A extrema direita foi a grande vencedora do primeiro turno da eleição legislativa na França, num voto considerado como histórico, e se aproxima de assumir o governo do país pela primeira vez desde a Segunda Guerra Mundial.

O partido que surge como vencedor no primeiro turno da eleição é comandando por Marine Le Pen. Ainda que ela tenha oficialmente abandonado a ideia de uma saída da França da UE, seu posicionamento promete questionar o funcionamento do bloco.

A extrema direita já alertou que, se sair vitoriosa, vai determinar quem será o comissário da França na nova Comissão Europeia.

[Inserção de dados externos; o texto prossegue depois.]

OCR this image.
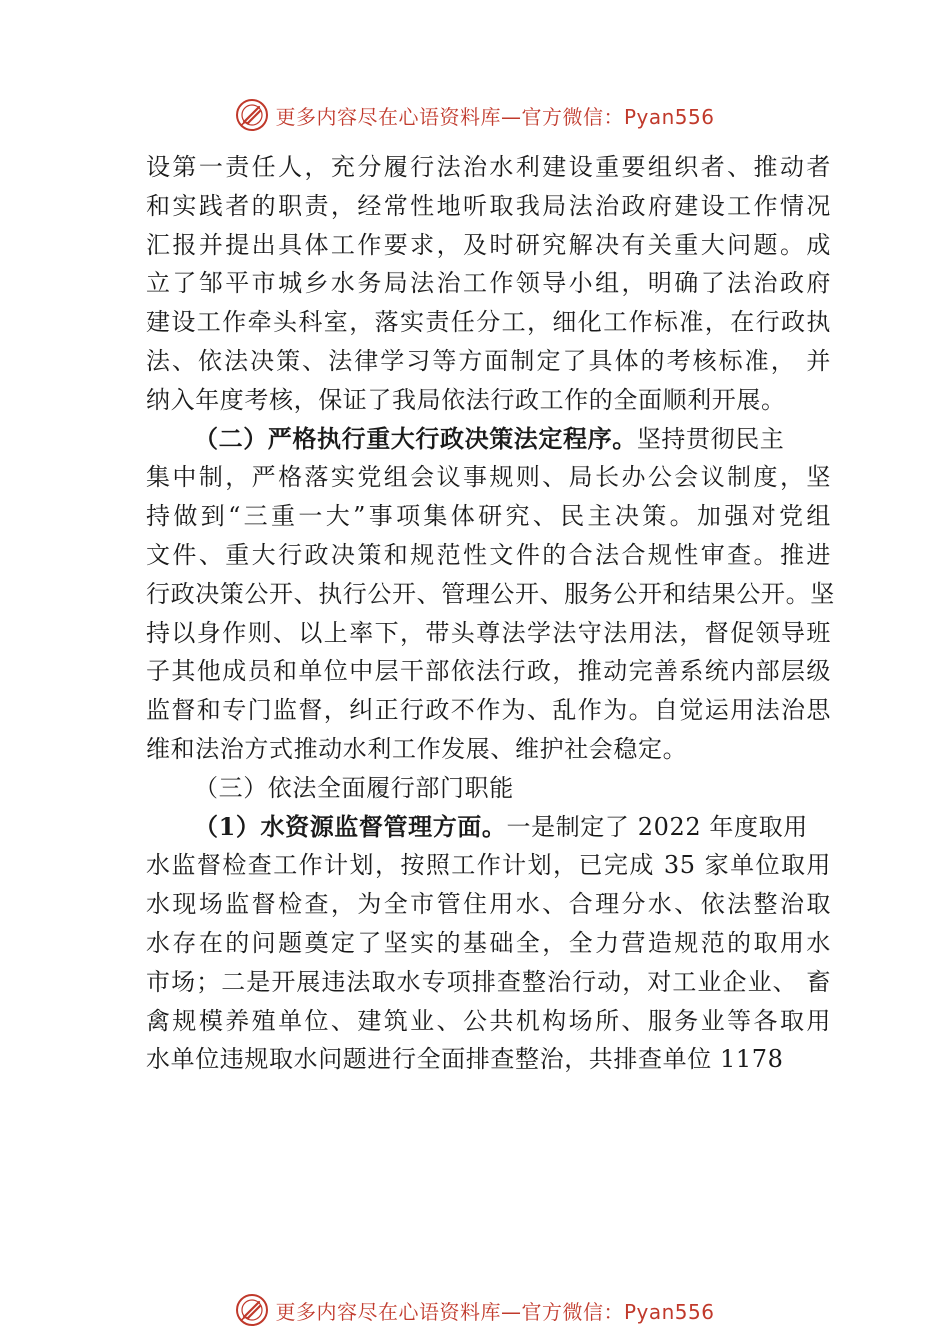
更多内容尽在心语资料库—官方微信：Pyan556
设第一责任人，充分履行法治水利建设重要组织者、推动者
和实践者的职责，经常性地听取我局法治政府建设工作情况
汇报并提出具体工作要求，及时研究解决有关重大问题。成
立了邹平市城乡水务局法治工作领导小组，明确了法治政府
建设工作牵头科室，落实责任分工，细化工作标准，在行政执
法、依法决策、法律学习等方面制定了具体的考核标准， 并
纳入年度考核，保证了我局依法行政工作的全面顺利开展。
（二）严格执行重大行政决策法定程序。坚持贯彻民主
集中制，严格落实党组会议事规则、局长办公会议制度，坚
持做到“三重一大”事项集体研究、民主决策。加强对党组
文件、重大行政决策和规范性文件的合法合规性审查。推进
行政决策公开、执行公开、管理公开、服务公开和结果公开。坚
持以身作则、以上率下，带头尊法学法守法用法，督促领导班
子其他成员和单位中层干部依法行政，推动完善系统内部层级
监督和专门监督，纠正行政不作为、乱作为。自觉运用法治思
维和法治方式推动水利工作发展、维护社会稳定。
（三）依法全面履行部门职能
（1）水资源监督管理方面。一是制定了 2022 年度取用
水监督检查工作计划，按照工作计划，已完成 35 家单位取用
水现场监督检查，为全市管住用水、合理分水、依法整治取
水存在的问题奠定了坚实的基础全，全力营造规范的取用水
市场；二是开展违法取水专项排查整治行动，对工业企业、 畜
禽规模养殖单位、建筑业、公共机构场所、服务业等各取用
水单位违规取水问题进行全面排查整治，共排查单位 1178
更多内容尽在心语资料库—官方微信：Pyan556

Membro permanente no Conselho de Segurança da ONU e potência nuclear, a França tem sua política externa em grande parte definida por seu presidente. De fato, em um recente encontro com o presidente Luiz Inácio Lula da Silva (PT), Emmanuel Macron deixou claro que nada mudaria nesse setor.

Mas o homem que pode assumir o cargo de primeiro-ministro pela extrema direita, Jordan Bardella, já deixou claro que vai confrontar o posicionamento de Macron no mundo e que considera que não existe um consenso legal sobre a atribuição exclusiva da presidência a dar as cartas em temas de defesa e de diplomacia.

Ainda durante a campanha, Bardella já anunciou que não vai permitir que a França envie tropas para a Ucrânia ou que se engaje em uma guerra direta contra a Rússia, uma proposta que chegou a ser considerada por Macron.

Sem qualquer experiência em governos, o líder de apenas 28 anos também indicou que vai usar seu eventual posto de primeiro-ministro para barrar o envio de certas armas para Kiev. Para isso, porém, ele terá de formar maioria no segundo turno, no próximo domingo (7).

O movimento de extrema direita foi acusado de manter relações com Vladimir Putin, inclusive com financiamento para suas campanhas no passado. Foi o mesmo partido que sugeriu que a França não devesse integrar o comando da Otan.

Mercosul ainda mais distante

Um governo da extrema direita também ameaça enterrar de vez qualquer perspectiva de um acordo comercial com o Mercosul. O grupo de Le Pen tem como parte de sua base justamente o setor rural, a maior resistência contra qualquer tipo de abertura comercial ao Brasil.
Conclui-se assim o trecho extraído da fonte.